There were three qualifying tournaments for this year's Olympics, held in the following globe-spanning locations: France, Croatia, and Poland. The teams playing in the Olympics are France, Spain, Russia, Croatia, Poland, and Iceland. And only four non-European teams were among the twelve at the qualifying tournaments (Japan, Argentina, Tunisia and Algeria).
   31. Crispix Attacks Posted: July 26, 2008 at 02:33 AM (#2874533)
Since 1954, all the gold, silver and bronze medals at the men's world handball championships have been European teams. Tunisia finished fourth once. South Korea seems to have crept in among the powers in women's handball.
   32. Swedish Chef Posted: July 26, 2008 at 02:39 AM (#2874543)
if Europeans liked baseball (even if few others liked it), it would still be Olympic.


It's popular enough tnat NASN actually paid money for the broadcast rights in Europe. Though I guess most of the viewers are Englishmen getting their gambling fix in the Prem's offseason.
   33. Crispix Attacks Posted: July 26, 2008 at 02:46 AM (#2874551)
Do you play team handball in Sweden, or is it only popular in mainland Europe and Tunisia?
   34. Swedish Chef Posted: July 26, 2008 at 02:55 AM (#2874562)
Sweden was one of the great nations in men's handball until a few years ago. Now the national team is mostly noted for bad performances and drunken scandals. Still it's less of a joke than the Swedish basketball team.

Handball is a fairly popular club sport with a kinda professional league and attendances around 1500-2000. Hockey and football are of course much more popular.
   35. Swedish Chef Posted: July 26, 2008 at 02:56 AM (#2874568)
And in the swedish baseball league, the best hitter has a .562 BA.
   36. MM1f Posted: July 26, 2008 at 03:08 AM (#2874574)
I've played handball before, in what I would assume is a very simplified version. It was lots o' fun.
   37. Maholm Shuffle Posted: July 26, 2008 at 04:52 AM (#2874606)
The only thing that I'm not quite sure about is whether having men on first and second alters this advantage in any way...

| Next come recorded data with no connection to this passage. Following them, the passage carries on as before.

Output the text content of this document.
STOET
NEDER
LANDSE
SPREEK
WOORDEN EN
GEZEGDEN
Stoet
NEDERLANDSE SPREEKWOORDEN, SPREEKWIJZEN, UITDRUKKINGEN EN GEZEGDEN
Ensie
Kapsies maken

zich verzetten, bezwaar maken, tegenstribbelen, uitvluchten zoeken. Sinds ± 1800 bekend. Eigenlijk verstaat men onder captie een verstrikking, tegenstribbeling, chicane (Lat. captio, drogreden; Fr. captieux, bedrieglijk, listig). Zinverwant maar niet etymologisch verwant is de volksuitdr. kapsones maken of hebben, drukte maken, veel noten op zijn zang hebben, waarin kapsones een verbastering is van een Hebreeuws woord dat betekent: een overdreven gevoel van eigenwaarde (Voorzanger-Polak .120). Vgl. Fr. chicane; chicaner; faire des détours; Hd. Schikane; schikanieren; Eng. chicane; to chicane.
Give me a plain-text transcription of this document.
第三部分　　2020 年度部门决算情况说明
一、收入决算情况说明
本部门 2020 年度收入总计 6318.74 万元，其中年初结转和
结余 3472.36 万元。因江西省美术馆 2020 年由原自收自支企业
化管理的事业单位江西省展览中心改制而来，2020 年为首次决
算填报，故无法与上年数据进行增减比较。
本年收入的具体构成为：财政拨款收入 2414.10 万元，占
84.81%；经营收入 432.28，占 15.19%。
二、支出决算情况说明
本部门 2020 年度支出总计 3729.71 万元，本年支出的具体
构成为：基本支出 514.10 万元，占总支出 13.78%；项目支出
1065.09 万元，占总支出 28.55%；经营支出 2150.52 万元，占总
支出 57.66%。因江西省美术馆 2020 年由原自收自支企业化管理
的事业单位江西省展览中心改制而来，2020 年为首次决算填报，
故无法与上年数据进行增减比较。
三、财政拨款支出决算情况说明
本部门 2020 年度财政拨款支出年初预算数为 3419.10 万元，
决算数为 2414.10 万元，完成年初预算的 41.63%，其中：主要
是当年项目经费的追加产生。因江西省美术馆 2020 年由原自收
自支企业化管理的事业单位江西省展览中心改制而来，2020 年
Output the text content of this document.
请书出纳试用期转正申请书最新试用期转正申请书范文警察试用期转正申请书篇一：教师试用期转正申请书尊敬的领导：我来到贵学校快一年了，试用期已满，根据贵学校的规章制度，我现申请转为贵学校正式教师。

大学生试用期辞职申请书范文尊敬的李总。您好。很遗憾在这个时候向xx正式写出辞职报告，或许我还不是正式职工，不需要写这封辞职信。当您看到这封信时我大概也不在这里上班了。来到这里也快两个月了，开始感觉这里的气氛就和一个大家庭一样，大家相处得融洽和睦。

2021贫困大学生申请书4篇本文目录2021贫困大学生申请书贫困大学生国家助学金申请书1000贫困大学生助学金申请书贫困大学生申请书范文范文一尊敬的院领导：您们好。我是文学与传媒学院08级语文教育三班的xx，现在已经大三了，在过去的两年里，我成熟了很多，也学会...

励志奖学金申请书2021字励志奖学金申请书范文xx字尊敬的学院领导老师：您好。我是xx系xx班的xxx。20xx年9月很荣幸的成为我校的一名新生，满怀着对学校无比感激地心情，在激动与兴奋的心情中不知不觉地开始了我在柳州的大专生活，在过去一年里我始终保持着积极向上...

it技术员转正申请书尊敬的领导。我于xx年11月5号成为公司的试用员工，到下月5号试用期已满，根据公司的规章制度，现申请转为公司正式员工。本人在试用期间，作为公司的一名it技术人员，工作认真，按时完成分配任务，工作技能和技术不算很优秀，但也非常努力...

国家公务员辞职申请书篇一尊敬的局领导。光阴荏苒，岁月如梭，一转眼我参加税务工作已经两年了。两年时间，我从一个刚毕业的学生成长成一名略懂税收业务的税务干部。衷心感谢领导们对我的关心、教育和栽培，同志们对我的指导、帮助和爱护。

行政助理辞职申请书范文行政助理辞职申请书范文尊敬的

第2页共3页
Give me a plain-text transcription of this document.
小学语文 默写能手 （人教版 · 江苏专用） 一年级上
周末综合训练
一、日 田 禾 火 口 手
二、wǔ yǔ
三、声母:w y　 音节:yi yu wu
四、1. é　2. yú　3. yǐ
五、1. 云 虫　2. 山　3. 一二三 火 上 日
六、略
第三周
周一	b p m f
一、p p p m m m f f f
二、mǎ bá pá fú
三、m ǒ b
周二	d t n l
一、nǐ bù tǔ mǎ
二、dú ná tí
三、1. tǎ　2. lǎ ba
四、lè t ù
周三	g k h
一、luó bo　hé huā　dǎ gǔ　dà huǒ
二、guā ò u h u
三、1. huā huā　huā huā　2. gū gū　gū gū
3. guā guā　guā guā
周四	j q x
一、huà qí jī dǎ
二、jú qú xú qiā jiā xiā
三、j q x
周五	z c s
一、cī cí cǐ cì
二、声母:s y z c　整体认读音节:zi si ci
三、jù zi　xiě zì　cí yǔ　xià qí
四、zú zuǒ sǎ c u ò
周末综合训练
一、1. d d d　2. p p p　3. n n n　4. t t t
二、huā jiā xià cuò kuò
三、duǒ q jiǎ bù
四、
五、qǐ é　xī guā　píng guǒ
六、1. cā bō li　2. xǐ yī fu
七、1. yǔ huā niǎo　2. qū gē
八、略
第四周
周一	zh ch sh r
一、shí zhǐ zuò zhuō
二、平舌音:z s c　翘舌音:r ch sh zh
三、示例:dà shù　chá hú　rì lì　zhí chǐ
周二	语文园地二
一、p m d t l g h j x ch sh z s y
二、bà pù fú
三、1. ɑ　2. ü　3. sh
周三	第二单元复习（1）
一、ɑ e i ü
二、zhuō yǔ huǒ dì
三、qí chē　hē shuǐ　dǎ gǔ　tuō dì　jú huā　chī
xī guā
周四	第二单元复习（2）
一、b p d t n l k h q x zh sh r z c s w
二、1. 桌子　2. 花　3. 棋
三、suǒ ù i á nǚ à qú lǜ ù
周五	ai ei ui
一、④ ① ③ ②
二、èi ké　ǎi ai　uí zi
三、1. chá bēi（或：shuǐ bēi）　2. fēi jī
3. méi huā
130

It sure didn't seem to help in the recent All-Star Game. There were a lot of runners on base in extra innings.
   38. Philippe Posted: July 26, 2008 at 09:57 AM (#2874636)
A few remarks:

They have had a similar rule for women's softball for many years. Of course, women's softball is completely dominated by pitching, so there is a risk of a game going on forever with nobody ever scoring. I don't remember Olympic baseball getting into epic extra-inning contexts however, so this rule addresses a problem that doesn't even exist.

Women's softball is in fact one of the main reasons baseball is being kicked out of the Olympics. The IOC wants only new sports that are practiced by both men and women, and the only way baseball got around that rule was by proposing women's softball as its female counterpart (not taking into account that they're different sports). And women's softball is a joke as an international sport.

I agree with the fact that baseball would be in a more solid position if it was more popular in Europe. It's not just handball that's outrageously Europe-centric. Water polo is just as bad, and it doesn't even make for good television...
   39. TerpNats Posted: July 26, 2008 at 03:28 PM (#2874834)
First, let me say this is an idea I never want to see in regulation North American professional baseball. However, on the international tournament level, it does make some sense for some logistical reasons -- with a little tinkering:

* alternate last at-bats, similar to possessions in college football OT (the analogy someone made to this was a good one).

* have both teams start with the #3 batter, #1 at second and #2 at first in the 11th inning. If it goes to the 12th, make it the #4 hitter, with #2 at second and #3 at first, and so on.

Under those rules, I wouldn't be averse to it as an experiment in the WBC next year, or even seeing it as an "emergency" All-Star Game rule if one league runs out of position players. But that's as far as I'd go.